CMBS Servicing: The Basics
Unlike traditional bank loans, CMBS loans are not serviced by the lenders that issue them. Instead, after conduit loans are securitized and sold as commercial mortgage backed securities, they are serviced by third-party companies. In general, borrowers do not have any say in the companies that service their loans; this is decided by the lender.
In most cases, multiple loan servicing companies will be assigned to a CMBS loan. Day-to-day servicing is typically taken care of by a master servicer. However, if a borrower defaults on their loan, servicing will be shifted to special servicer, who will either attempt to help the borrower become current, or, alternately, will decide to foreclose on the property.
CMBS Pooling and Servicing Agreements (PSAs)

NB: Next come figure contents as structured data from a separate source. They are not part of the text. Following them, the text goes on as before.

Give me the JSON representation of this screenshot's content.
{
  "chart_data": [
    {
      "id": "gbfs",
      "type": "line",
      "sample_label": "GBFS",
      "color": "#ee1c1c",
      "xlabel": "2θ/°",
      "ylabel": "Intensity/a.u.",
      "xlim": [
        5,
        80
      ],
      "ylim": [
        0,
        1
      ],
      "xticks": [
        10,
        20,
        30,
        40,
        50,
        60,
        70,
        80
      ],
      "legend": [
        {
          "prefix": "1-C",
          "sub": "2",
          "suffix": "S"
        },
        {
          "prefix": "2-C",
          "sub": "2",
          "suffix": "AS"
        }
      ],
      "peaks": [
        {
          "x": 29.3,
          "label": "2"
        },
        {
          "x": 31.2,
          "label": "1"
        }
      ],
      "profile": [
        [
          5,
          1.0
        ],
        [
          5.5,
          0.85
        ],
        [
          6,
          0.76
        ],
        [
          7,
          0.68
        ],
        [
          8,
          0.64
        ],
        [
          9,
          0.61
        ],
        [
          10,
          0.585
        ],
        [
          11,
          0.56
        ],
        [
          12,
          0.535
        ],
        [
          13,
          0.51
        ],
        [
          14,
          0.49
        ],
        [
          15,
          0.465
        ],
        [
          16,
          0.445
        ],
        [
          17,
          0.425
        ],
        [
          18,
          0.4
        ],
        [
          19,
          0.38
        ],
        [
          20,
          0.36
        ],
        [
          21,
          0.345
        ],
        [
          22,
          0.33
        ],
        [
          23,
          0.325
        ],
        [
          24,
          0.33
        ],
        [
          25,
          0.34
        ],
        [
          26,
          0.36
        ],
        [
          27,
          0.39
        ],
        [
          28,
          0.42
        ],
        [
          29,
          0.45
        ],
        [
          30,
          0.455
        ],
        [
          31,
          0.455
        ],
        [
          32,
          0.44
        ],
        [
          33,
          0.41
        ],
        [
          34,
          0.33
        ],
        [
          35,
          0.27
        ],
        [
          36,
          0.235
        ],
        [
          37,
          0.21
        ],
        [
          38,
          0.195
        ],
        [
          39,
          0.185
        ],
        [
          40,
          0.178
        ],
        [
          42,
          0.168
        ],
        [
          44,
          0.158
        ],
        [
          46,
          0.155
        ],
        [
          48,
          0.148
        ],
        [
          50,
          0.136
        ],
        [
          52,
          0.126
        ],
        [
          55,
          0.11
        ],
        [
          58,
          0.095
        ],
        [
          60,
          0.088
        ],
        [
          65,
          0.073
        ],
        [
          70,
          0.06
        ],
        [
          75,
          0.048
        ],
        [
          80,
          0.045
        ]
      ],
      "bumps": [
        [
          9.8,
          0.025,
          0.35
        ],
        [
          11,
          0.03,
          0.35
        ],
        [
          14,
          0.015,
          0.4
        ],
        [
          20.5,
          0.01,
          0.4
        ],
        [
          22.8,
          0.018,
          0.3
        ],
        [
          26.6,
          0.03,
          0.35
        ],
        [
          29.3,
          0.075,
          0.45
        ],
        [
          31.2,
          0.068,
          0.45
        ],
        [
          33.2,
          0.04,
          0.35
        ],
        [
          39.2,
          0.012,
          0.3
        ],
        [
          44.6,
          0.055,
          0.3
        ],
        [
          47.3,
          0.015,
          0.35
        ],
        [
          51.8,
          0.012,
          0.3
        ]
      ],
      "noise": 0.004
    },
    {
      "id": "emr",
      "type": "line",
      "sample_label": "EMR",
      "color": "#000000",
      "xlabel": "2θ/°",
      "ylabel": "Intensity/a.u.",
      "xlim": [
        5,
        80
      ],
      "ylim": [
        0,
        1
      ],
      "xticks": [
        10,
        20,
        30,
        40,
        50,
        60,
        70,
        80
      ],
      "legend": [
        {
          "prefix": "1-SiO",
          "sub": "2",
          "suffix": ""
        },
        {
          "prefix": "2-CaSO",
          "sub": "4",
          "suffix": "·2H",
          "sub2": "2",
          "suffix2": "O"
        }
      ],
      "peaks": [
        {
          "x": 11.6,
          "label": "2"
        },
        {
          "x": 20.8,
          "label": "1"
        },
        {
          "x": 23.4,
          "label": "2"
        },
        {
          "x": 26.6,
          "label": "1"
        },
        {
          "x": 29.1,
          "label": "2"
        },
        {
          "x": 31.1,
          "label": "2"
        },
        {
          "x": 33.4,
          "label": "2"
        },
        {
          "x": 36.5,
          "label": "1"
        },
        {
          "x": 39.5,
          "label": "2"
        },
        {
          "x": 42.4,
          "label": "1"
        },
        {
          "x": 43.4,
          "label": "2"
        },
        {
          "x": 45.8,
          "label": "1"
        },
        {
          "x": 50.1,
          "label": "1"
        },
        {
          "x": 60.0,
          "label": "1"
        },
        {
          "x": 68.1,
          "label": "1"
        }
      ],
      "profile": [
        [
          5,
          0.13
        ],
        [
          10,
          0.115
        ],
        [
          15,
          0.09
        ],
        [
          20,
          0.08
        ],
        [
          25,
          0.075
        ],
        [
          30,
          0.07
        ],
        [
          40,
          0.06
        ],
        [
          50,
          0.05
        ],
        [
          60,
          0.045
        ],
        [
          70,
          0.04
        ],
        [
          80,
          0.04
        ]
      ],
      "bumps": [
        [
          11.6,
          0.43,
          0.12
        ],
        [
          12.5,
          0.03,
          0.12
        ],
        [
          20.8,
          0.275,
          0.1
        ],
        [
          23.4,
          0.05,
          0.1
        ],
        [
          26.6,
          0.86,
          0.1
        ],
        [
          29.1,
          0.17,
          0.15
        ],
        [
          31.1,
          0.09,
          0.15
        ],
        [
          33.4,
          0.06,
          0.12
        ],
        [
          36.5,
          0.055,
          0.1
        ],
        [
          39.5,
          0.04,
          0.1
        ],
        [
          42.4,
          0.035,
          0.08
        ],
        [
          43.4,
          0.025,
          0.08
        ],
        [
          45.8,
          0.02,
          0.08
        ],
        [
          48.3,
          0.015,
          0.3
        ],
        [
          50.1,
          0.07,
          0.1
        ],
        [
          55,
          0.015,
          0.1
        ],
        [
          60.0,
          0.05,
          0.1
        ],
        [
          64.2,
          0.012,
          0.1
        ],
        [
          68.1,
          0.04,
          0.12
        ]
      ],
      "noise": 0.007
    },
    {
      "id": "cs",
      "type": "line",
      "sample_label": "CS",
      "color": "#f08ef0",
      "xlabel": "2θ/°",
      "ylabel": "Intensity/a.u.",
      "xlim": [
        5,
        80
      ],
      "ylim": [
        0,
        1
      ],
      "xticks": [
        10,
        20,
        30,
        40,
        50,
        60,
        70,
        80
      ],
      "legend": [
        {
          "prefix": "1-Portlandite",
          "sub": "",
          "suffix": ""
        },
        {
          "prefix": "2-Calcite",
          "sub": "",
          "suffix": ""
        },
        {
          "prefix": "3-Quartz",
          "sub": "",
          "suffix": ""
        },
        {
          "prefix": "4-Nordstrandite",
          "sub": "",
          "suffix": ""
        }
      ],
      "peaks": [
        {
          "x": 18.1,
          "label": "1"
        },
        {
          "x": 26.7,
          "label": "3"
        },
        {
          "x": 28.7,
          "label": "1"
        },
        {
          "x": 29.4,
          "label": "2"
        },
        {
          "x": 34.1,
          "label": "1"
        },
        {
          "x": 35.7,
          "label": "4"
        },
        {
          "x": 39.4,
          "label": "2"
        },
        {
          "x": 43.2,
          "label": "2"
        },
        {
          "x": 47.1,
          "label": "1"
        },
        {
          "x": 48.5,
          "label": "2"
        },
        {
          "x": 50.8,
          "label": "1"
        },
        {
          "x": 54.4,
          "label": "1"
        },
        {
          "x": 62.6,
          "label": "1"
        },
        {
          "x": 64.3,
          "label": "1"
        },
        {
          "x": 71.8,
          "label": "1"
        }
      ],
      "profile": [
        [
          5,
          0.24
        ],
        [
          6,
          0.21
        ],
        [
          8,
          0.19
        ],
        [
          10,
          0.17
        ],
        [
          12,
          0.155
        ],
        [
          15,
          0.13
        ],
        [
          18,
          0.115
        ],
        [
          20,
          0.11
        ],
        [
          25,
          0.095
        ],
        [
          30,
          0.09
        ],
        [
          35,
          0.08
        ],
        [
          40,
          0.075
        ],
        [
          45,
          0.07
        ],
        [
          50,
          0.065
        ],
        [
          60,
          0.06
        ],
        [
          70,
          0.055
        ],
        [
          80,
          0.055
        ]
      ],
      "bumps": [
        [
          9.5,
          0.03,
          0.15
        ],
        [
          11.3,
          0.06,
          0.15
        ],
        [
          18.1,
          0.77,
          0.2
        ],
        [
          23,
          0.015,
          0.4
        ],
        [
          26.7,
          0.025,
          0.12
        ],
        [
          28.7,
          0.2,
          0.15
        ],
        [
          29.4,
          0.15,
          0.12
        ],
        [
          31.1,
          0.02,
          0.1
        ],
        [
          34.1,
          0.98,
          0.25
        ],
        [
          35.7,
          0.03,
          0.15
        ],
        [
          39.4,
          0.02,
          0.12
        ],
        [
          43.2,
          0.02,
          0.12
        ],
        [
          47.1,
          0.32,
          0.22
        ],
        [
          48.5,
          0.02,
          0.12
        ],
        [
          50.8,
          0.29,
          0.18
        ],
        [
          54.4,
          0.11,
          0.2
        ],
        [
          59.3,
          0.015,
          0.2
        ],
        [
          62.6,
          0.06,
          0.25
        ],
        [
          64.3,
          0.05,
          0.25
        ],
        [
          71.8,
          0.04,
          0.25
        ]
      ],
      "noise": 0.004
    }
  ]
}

Potential CMBS borrowers should understand that conduit loans are governed by lengthy and complex contracts, known as Pooling and Servicing Agreements, or PSAs. A PSA will lay out the various rights and responsibilities of a master servicer, a special servicer, the investors, and any other relevant parties. On average, PSAs are often 400- 500+ pages long and sometimes contain hundreds of definitions. This can make them difficult to understand, especially as their definitions and rules can sometimes differ from the definitions in the actual loan agreement. However, it is still important for borrowers to read (or have an attorney or advisor read) through their loan’s Pooling and Servicing Agreement, in order to understand exactly what will be expected from them.

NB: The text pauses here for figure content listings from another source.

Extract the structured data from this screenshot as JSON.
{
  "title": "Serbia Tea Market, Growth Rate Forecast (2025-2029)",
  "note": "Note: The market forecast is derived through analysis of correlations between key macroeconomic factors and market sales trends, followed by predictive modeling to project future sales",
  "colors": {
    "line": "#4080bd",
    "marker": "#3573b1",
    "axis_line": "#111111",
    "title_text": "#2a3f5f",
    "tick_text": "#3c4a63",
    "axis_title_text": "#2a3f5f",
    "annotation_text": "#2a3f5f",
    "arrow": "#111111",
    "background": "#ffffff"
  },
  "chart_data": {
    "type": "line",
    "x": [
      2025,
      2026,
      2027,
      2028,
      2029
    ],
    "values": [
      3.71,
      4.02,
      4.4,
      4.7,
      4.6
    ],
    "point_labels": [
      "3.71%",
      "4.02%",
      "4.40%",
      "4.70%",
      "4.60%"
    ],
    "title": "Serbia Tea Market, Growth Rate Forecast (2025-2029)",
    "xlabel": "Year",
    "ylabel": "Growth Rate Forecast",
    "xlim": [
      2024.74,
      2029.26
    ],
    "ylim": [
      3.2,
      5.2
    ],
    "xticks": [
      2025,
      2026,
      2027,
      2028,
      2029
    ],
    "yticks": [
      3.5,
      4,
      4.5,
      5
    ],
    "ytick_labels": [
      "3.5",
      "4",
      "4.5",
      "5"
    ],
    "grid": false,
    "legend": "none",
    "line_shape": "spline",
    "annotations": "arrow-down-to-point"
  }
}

The Role of the Master Servicer
Master servicers are generally responsible for handling everyday issues, such as collecting and receiving collecting monthly mortgage payments and required escrows, paying insurance premiums and real estate taxes, maintaining books and records related a borrower’s loan, and keeping tabs on a borrower to prevent issues that could lead to a loan default. While master servicers can usually handle small borrower requests, such as lease approvals and minor credit issues, for larger issues, such as loan assumptions, they will often need approval of the special servicer, as well as the investors. In some scenarios, a master servicer may actually assign a secondary servicer, known as a primary servicer, to execute many of the everyday functions that they are responsible for.
The Role of the Special Servicer
If a conduit loan goes into default, a special servicer will take over the servicing of the loan. In most cases, this is a separate firm, but some situations, one servicer will carry out the functions of both a master servicer and a special servicer. In an ideal situation, the special servicer will do everything they can to help the borrower get current on their loan, avoiding a foreclosure. However, the special servicer’s responsibility is to the investors, not to the borrower. In fact, in most CMBS deals, the b-piece buyers (the bondholders with the riskiest class of CMBS) actually get to choose the special servicer. Since they are the last group of bondholders to get paid if the borrower defaults on their loan, b-piece investors often want to be able to choose a special servicer they believe will work diligently in their best interests.
Unfortunately, some special servicers have a reputation for putting their own needs before that of both investors and borrowers. Due to the fact that special servicers often have the right to acquire a foreclosed property at a discount, some firms will intentionally foreclose on a property simply in order to purchase it. However, it should be noted that b-piece investors can replace a special servicer at any time if they believe the firm is not acting in their best interests.
It’s important to keep in mind that borrowers generally do not have any control over which servicing companies work on their loans; however, they may be able to find out which ones are assigned before signing a loan agreement. If a deal has a special servicer with a particularly bad reputation, a borrower may want to think twice before signing on the dotted line.